(#027) On Fourier-entropy Influence Conjecture - Dr. Nitin Saurabh
Date and Time: 10-04-2021, 19:30 - 21:00 IST
Abstract
Given a Boolean function f : {-1,1}^n -> {-1,1}, define the Fourier distribution to be the distribution on subsets of [n], where each subset S of [n] is sampled with probability equaling square of the Fourier coefficient associated with S, \hat{f}(S)^2. The Fourier Entropy-Influence (FEI) conjecture of Friedgut and Kalai (1996) seeks to relate two fundamental measures associated with the Fourier distribution: does there exist a universal constant C>0 such that H(f) <= C Inf(f), where H(f) is the Shannon entropy of the Fourier distribution of f and Inf(f) is the total influence of f.
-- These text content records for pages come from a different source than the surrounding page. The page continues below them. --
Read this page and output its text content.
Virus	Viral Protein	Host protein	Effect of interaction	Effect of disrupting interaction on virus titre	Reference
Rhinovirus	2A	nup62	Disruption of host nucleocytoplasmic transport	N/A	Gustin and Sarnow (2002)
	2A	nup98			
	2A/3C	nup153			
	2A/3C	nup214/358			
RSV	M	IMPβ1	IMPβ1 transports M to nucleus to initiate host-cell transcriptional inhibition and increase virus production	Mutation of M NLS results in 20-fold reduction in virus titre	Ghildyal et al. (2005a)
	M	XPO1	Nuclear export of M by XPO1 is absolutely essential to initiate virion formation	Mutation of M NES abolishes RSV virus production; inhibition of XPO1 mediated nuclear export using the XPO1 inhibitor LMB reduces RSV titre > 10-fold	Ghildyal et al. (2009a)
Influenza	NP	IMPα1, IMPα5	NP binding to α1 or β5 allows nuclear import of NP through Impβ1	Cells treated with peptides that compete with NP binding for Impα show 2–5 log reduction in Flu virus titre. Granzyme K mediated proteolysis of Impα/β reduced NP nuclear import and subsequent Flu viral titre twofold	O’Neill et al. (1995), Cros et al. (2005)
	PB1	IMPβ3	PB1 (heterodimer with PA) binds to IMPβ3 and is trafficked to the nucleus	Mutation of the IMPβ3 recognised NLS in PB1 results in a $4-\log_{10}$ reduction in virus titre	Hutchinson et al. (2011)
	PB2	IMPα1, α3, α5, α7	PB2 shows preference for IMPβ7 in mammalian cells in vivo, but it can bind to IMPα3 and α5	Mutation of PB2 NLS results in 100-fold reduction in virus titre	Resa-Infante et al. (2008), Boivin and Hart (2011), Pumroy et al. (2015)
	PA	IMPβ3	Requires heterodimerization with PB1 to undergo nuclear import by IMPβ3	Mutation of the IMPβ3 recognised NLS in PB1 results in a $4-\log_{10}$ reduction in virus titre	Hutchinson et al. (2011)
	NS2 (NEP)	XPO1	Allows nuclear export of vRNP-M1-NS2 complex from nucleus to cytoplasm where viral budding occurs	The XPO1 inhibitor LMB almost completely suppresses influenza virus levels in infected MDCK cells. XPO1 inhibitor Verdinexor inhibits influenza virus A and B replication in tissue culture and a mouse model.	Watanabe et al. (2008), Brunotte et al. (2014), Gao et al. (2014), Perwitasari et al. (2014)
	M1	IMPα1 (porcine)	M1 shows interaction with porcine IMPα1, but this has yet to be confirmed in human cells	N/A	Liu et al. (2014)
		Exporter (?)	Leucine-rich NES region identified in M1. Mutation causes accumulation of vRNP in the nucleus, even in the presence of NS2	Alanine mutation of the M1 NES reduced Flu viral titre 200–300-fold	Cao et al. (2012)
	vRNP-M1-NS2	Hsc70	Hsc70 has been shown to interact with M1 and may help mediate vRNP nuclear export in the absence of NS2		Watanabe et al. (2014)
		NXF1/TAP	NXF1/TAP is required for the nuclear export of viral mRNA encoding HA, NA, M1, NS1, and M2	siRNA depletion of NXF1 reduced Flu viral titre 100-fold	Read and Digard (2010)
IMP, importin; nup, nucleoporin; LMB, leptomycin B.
We will discuss the significance of the conjecture, present the current known bounds on Fourier entropy and also discuss its relationship with Mansour's conjecture.
Prerequisites
There is not much of prerequisites, since I plan to introduce things needed from the basics.
Resources
- Survey on Decision trees by Buhrman and de Wolf (only definitions and examples until page 11; skip randomized & quantum parts).
- Survey on Fourier analysis by de Wolf (only until page 3; just the preliminaries part).